Any lasting relationship isn’t reliant on looks alone. Sure, it starts with lust. But we get older, slower. We grow love handles and extra chins. But we stay together because, ultimately, the connection is based on something deeper than the superficial.
It’s a dramatic conceit to apply to a smartphone, but an apt one — when Motorola rebooted its iconic Razr brand last November with the debut of the remarkably svelte Droid Razr, we fell in love with its looks. Like the iconic, massively popular Razr V3 flip-phone released just seven years ago, the Droid Razr was sexy and slim.
But then Motorola pulled back the curtain on its next Razr iteration, the Droid Razr Maxx. It looks like its former self, but it’s been retooled to include a massive battery — the extra two-odd millimeters in thickness that were scooped away from the first Droid Razr’s backside have been filled in, and the slim profile of last year’s design has been obliterated. Otherwise, it looks like the same phone, but now it wears plus-size jeans. It’s heftier too. At 145 grams, it’s 20 grams heavier than the Razr.
The extra junk in the trunk comes with a payoff — an upgraded 3,300 mAh battery cell, one which Motorola promises will deliver up to 21 hours of talk time and over 350 hours on standby.
With the Razr Maxx’s supercharged battery, Moto goes a long way toward solving what is arguably the biggest issue in mobile devices today: longevity. Even the iPhone — the darling device of the mobile world — took serious heat for its lack of stamina after receiving the latest iOS software update.

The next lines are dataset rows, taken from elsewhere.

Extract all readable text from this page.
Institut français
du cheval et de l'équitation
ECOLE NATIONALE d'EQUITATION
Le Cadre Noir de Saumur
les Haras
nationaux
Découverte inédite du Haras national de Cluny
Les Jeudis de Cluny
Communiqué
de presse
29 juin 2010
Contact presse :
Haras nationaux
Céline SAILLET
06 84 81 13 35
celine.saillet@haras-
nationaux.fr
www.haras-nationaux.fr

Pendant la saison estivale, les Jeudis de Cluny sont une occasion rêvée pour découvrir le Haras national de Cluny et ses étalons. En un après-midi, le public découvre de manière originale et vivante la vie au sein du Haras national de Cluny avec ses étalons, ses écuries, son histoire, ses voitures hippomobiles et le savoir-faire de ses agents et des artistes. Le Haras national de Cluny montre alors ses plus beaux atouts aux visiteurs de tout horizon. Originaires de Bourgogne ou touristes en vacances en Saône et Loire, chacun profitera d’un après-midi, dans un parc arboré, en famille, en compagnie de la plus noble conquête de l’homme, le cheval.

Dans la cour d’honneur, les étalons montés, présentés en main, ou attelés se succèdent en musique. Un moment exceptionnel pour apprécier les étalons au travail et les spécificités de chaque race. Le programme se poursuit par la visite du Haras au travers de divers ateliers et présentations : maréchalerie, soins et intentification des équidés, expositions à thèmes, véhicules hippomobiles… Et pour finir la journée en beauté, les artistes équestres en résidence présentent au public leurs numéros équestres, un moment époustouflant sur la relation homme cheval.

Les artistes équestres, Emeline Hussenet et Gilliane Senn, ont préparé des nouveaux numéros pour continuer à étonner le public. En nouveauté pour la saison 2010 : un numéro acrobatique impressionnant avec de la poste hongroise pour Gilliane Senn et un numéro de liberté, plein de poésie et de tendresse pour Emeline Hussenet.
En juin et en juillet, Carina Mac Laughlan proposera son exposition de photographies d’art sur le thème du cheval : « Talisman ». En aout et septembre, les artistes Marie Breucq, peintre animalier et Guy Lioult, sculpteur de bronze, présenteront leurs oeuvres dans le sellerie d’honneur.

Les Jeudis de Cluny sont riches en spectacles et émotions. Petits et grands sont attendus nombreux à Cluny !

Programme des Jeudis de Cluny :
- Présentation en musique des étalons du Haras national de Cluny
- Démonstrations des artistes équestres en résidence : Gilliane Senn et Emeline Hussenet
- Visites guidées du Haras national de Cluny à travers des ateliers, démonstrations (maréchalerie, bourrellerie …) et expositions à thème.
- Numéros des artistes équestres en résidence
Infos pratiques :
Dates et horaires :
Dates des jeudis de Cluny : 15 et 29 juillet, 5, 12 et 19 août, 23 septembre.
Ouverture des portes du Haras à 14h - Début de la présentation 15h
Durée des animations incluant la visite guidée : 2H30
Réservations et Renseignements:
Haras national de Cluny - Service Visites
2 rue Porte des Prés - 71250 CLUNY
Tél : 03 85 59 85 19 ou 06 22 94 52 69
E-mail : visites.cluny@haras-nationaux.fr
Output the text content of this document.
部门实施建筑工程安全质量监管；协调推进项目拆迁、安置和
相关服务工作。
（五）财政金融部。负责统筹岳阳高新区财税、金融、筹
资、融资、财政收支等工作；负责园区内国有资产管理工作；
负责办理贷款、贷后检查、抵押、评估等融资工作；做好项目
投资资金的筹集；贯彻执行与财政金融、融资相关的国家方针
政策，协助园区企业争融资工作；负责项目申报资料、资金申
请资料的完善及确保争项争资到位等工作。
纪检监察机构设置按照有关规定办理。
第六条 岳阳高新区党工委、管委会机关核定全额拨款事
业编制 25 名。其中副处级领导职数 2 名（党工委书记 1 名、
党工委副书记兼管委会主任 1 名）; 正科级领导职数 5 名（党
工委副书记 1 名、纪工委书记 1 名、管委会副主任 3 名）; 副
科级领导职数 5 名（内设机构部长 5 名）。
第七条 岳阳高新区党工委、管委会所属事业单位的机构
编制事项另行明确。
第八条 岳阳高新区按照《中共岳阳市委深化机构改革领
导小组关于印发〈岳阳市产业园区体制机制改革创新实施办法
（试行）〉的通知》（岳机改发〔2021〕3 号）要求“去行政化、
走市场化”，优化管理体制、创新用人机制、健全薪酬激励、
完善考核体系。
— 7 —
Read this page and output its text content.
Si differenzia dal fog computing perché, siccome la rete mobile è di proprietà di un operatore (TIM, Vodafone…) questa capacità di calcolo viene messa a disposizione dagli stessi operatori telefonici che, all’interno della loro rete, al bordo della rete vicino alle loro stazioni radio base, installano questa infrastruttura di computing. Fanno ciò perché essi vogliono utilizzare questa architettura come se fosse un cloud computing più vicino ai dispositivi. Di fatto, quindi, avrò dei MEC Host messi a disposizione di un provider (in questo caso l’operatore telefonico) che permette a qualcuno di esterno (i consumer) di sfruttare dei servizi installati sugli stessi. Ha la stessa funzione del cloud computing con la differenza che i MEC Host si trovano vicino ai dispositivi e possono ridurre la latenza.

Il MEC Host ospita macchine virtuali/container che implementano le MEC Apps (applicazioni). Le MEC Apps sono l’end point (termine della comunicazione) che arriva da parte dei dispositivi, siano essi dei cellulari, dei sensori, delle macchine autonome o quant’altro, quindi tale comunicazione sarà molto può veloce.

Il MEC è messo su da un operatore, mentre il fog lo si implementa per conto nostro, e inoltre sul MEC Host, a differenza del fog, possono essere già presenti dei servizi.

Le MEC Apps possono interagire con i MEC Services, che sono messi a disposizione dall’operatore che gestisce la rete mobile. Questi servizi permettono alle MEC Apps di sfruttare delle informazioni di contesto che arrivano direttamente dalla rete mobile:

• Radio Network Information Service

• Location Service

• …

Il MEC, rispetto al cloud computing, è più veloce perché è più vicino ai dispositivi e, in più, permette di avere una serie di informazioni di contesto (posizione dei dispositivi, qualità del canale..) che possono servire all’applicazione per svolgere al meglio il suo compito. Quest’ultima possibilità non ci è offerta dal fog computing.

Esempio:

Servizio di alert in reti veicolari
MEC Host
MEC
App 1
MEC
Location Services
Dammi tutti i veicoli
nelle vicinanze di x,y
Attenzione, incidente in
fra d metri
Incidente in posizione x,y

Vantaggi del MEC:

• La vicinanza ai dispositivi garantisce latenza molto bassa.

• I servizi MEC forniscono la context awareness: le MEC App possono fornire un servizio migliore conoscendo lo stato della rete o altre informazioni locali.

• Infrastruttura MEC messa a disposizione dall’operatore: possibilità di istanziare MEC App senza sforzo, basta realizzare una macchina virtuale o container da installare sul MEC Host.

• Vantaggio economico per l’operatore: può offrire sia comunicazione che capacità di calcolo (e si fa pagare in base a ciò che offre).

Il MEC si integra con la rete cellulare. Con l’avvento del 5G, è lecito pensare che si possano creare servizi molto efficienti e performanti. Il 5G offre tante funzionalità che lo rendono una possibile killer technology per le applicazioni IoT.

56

No matter how sleek or functional a phone is, it ain’t nothing without enough juice to make it last, and the Razr Maxx’s purported battery life is unprecedented among today’s smart devices.
The verdict? The Razr Maxx makes good on Motorola’s claims. The phone stood up to 12 hours of continuous YouTube video playback — more grueling than voice calls — in my testing before running out of steam. And on a full charge under regular-use conditions (the occasional call or three, light web browsing, playing around with an app here and there), I literally went for three whole days without having to plug it in.
This longevity is only compounded by Moto’s Smart Actions management system, the company’s ingenious software-based approach for tracking and adjusting feature usage and energy consumption. It switches certain functions on and off automatically when the phone’s sensors detect a specific set of user-defined conditions. For example, when your battery dips below a certain point, say 20 percent, you can instruct the phone to automatically dim the screen and turn off the 4G and GPS radios. Also, the phone will use known Wi-Fi networks to determine your location. It knows when you’ve left your pad and you’re walking around (switch on 4G), or when you’ve arrived at the office (turn off 4G, silence your “Hey Ya” ringtone). Pretty nifty stuff.
If you’re superficial enough to care only about what’s on the outside, you may as well get the Droid Razr. Both phones are nearly identical in terms of specs and materials: 1.2GHz dual-core processor, 8-megapixel rear-facing camera with an HD-capable front-facing camera, a microSD slot, and a 4.3-inch super AMOLED screen are all standard on both devices. They both run Android 2.3.5 Gingerbread, and both are upgradeable to Ice Cream Sandwich. It’s just that with its beefier battery, the Droid Razr Maxx is chunkier and more costly — the Maxx hits stores at $300, and the price of the previous Razr just dropped to $200.
I like what Motorola is doing with its hardware across all of its latest phones, Razr or otherwise. It’s part of a larger emphasis on industrial design in the mobile world, as manufacturers like Nokia and Motorola have started paying closer attention to materials, flourishes and details once otherwise overlooked.
Moto’s latest phones are built atop an aluminum chassis, strong enough to withstand numerous waist-high drops. One of the defining features of the Razr line is the Kevlar mesh backing. This Razr Maxx feels smooth and exotic in the hand. It’s almost like touching the cool surface of a piece of glazed pottery. And like scores of other smartphones, the screen is kept safe with a Gorilla Glass facade.
But as nice as the Maxx’s outsides are, it’s really not about looks. It’s what’s inside that counts. And that, my friends, is what a good relationship is all about.